Suddenly, the Mets’ bullpen is on fumes, following a 10-inning loss Friday and Saturday’s debacle, in which Vargas was done after three. The Mets still can get a split in this four-game series, but that likely will require a strong start from unpredictable Zack Wheeler.
Vargas, who has been nothing short of a $16 million bust — he is signed through next season — allowed five earned runs on six hits and two walks in his three innings, a step backward after showing life last Monday against the lowly Marlins. In that start, Vargas pitched five shutout innings for his first respectable performance after three straight clunkers to begin the season. The lefty is sporting a 10.62 ERA, having allowed 34 hits in 20 ¹/₃ innings.
After Jacob Rhame surrendered two runs in the fourth — Christian Yelich’s RBI triple was the big hit — Ramos was summoned to pitch the fifth, a day after imploding in the 10th inning. Ramos allowed a solo homer to Erik Kratz before Yelich drove in two runs with a double, extending the Brewers’ lead to 10-6. Ramos’ undoing was allowing a single to pitcher Dan Jennings with two outs before walking Lorenzo Cain.
A night earlier, Ramos walked the only two batters he faced, including Travis Shaw to force in the winning run. The struggling reliever, whose ERA surged to 6.41 with his shellacking Saturday, met with Mickey Callaway and pitching coach Dave Eiland pregame in an attempt to reboot mentally.
“It’s working on mindset,” Callaway said before the game. “I don’t think he struggles with the ability to throw the ball in the zone when his mind is right. I am sure he goes to the bullpen and throws a strike whenever he wants, so you have to take that same mind set into the game and know your stuff is good enough and you can execute pitches and you have to go out there and do it.”
Jose Reyes’ RBI double in the fifth had pulled the Mets within 7-6 — plodding Adrian Gonzalez scored from first on the play.
Brandon Nimmo and Michael Conforto homered leading off the second and third innings, respectively, for the Mets. It continued a strong series for Nimmo, who reached base five times Thursday.

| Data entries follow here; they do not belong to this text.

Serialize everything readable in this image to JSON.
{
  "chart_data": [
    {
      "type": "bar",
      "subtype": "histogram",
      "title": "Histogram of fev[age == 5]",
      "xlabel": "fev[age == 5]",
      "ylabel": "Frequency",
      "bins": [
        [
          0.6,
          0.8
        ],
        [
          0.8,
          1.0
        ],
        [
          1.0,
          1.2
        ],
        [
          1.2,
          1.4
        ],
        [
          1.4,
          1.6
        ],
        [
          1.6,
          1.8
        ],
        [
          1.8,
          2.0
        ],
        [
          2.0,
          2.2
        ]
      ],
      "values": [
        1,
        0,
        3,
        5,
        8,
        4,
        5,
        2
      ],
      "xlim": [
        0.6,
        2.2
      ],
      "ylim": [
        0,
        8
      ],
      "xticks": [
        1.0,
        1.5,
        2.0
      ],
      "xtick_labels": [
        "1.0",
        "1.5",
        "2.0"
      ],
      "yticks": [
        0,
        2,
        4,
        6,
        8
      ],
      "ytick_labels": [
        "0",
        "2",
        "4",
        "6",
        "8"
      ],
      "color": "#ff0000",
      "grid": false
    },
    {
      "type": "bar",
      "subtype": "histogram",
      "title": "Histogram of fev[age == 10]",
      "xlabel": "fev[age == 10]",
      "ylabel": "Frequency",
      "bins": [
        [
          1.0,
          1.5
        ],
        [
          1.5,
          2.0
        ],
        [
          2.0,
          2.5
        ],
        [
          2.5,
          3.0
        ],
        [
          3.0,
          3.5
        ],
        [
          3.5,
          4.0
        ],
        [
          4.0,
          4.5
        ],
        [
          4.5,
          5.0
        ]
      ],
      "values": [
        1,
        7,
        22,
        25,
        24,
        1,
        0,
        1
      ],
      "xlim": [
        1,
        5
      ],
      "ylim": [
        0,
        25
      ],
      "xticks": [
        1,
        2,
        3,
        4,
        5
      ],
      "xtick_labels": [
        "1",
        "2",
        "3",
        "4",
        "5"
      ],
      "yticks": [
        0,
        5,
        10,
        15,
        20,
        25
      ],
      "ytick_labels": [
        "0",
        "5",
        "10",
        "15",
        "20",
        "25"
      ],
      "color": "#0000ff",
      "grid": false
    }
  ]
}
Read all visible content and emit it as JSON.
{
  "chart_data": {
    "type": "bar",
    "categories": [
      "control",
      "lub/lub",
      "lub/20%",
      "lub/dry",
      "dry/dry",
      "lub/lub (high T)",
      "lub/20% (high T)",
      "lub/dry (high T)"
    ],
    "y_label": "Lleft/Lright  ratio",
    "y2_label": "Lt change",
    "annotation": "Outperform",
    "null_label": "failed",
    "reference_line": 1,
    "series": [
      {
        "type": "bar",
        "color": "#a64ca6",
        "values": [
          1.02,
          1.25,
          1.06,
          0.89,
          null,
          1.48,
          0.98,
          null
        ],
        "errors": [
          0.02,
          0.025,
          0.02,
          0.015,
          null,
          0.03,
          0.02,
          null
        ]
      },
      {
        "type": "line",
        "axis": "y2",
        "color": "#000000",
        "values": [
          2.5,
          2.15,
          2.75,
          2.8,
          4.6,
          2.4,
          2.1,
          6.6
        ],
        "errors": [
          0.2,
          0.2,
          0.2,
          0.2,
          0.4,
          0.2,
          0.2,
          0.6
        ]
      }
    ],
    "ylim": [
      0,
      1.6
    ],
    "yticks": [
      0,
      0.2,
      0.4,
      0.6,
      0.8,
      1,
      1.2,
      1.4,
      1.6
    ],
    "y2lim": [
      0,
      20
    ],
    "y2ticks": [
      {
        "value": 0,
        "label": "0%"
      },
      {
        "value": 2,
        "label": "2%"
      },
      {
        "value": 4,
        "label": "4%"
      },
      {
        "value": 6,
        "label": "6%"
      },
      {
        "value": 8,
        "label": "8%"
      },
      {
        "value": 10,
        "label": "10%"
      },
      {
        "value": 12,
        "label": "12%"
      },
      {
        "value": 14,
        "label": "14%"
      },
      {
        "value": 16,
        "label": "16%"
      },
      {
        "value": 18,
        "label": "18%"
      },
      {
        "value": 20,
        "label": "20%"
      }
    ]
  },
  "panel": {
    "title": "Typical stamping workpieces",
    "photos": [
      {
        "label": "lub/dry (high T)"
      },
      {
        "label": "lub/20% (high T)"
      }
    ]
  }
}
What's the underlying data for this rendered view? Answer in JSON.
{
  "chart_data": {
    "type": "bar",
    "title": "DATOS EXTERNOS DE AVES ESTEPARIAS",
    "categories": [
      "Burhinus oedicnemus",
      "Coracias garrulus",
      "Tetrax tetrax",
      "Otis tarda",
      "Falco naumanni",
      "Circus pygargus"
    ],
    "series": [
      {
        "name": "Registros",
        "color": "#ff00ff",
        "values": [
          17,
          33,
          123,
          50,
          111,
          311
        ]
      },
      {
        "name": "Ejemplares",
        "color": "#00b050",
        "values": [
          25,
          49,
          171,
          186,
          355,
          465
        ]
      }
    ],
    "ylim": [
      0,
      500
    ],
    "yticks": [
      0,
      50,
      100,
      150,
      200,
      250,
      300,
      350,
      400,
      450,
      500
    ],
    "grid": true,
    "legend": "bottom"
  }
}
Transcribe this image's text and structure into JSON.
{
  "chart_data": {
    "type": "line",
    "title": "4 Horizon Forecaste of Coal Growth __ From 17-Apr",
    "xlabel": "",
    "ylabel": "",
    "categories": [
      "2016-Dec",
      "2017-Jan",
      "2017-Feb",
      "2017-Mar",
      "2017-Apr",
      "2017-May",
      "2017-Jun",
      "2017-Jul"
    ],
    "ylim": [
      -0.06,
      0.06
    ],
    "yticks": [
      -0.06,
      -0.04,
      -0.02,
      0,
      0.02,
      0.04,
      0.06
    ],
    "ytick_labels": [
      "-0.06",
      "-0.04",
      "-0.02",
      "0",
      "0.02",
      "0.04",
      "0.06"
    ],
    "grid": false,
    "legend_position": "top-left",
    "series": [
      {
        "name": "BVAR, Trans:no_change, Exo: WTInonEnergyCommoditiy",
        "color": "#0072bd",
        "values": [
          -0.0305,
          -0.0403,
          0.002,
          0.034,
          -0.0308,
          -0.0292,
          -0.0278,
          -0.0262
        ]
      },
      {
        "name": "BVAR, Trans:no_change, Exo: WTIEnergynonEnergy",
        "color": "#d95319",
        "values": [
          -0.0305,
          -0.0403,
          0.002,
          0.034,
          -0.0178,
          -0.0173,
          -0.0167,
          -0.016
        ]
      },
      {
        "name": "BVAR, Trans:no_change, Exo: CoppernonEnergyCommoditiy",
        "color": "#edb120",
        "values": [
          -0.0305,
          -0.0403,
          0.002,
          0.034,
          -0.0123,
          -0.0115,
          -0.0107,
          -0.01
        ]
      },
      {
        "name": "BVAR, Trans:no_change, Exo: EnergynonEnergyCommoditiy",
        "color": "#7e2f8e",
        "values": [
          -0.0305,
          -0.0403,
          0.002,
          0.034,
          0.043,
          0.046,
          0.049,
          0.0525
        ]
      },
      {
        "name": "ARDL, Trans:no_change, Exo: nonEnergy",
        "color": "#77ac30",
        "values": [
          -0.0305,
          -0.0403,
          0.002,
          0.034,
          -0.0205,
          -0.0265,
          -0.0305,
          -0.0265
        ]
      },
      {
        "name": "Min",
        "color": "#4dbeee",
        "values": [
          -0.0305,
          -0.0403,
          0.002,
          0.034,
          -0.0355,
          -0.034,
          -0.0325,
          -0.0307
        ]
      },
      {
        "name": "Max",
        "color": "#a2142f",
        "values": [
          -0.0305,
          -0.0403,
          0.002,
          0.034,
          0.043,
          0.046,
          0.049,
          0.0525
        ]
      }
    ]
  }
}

Vargas allowed a monstrous homer to Jesus Aguilar leading off the third and his line was complete after Tyler Saladino delivered an RBI single later in the inning that tied it 5-5.
The Mets sent eight batters to the plate against Chase Anderson in the first inning and scored three runs but never delivered the jolt that would have provided a substantial cushion. In the inning, Wilmer Flores blooped an RBI single before Jay Bruce walked to load the bases. Devin Mesoraco delivered an RBI single, and Reyes walked with the bases loaded for another run.